“I am one of those who believe with all my heart that the entrance of women into politics will prove a humanizing influence and a great additional moral force.”
Theresa Peyton, undated speech
In 1931, the Minnesota Historical Society acquired Theresa Peyton’s papers. Minnesota History journal noted the acquisition: “A list of Minnesota Congressmen with their views on woman suffrage and prohibition is an interesting item in the collection.”
Times change. So does the definition of “interesting.” The list of politicians pales next to other items evoking Theresa Peyton’s brief life as a teacher, lawyer, and suffragist. She was a single working woman juggling a career with an endless list of volunteer duties. Thousands of women like her gave thousands of hours to the suffrage cause. We’re fortunate that some of her story survived.
Peyton taught art in St. Paul public schools while attending St. Paul School of Law, the predecessor of Mitchell Hamline School of Law. In Peyton’s day it was a night school for working men and women.
After graduation, Peyton helped low-income women and girls as legal advisor for the League of Protestant Women. She also ramped up her suffrage work. By 1911, she was recruiting members for St. Paul’s Political Equality Club, and was secretary of the Minnesota Woman Suffrage Association (MWSA). In 1912, she became the first and only president of the Minnesota Equal Franchise League.
Theresa Peyton, about 1912. MNHS collections. Thousands of working women like Theresa Peyton gave thousands of hours to the woman suffrage movement.
Certificate, Minnesota Supreme Court, June 17, 1909. MNHS collections. After graduating from law school, Peyton helped low-income women and girls as legal adviser for the League of Protestant Women.
Brochure, no date. MNHS collections. This handmade brochure is included in Peyton’s papers. It details a table “specially designed by an experienced instructor in the fine arts and handicrafts for the use of colleges, high schools, and art schools.”
Reflection on women’s suffrage, no date.

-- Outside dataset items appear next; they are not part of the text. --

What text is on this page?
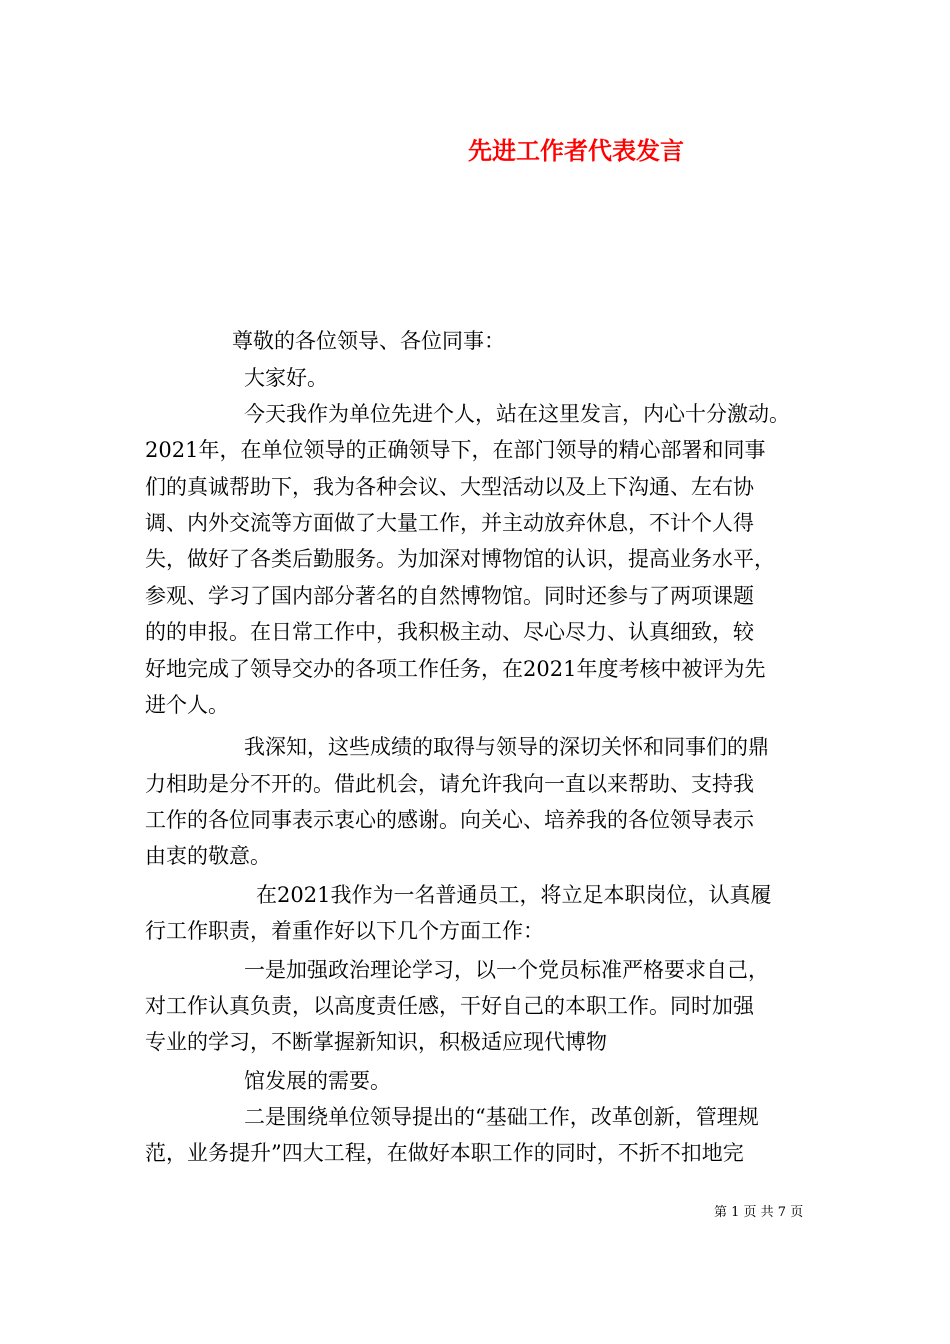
先进工作者代表发言
尊敬的各位领导、各位同事：
大家好。
今天我作为单位先进个人，站在这里发言，内心十分激动。
2021年，在单位领导的正确领导下，在部门领导的精心部署和同事
们的真诚帮助下，我为各种会议、大型活动以及上下沟通、左右协
调、内外交流等方面做了大量工作，并主动放弃休息，不计个人得
失，做好了各类后勤服务。为加深对博物馆的认识，提高业务水平，
参观、学习了国内部分著名的自然博物馆。同时还参与了两项课题
的的申报。在日常工作中，我积极主动、尽心尽力、认真细致，较
好地完成了领导交办的各项工作任务，在2021年度考核中被评为先
进个人。
我深知，这些成绩的取得与领导的深切关怀和同事们的鼎
力相助是分不开的。借此机会，请允许我向一直以来帮助、支持我
工作的各位同事表示衷心的感谢。向关心、培养我的各位领导表示
由衷的敬意。
在2021我作为一名普通员工，将立足本职岗位，认真履
行工作职责，着重作好以下几个方面工作：
一是加强政治理论学习，以一个党员标准严格要求自己，
对工作认真负责，以高度责任感，干好自己的本职工作。同时加强
专业的学习，不断掌握新知识，积极适应现代博物
馆发展的需要。
二是围绕单位领导提出的“基础工作，改革创新，管理规
范，业务提升”四大工程，在做好本职工作的同时，不折不扣地完
第 1 页 共 7 页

MNHS collections. “The arguments against [suffrage],” Peyton wrote in this essay, “never attack its justice but are directed at details that have naturally righted themselves wherever suffrage has been tried.”
Business card, no date. MNHS collections. Theresa Peyton’s card reflects her dual interests in woman suffrage and the practice of law.
Banner, about 1912. MNHS collections. Theresa Petyon was the first and only president of the Minnesota Equal Franchise League. She, like many suffragists, belonged to multiple organizations, all focused on the same goal.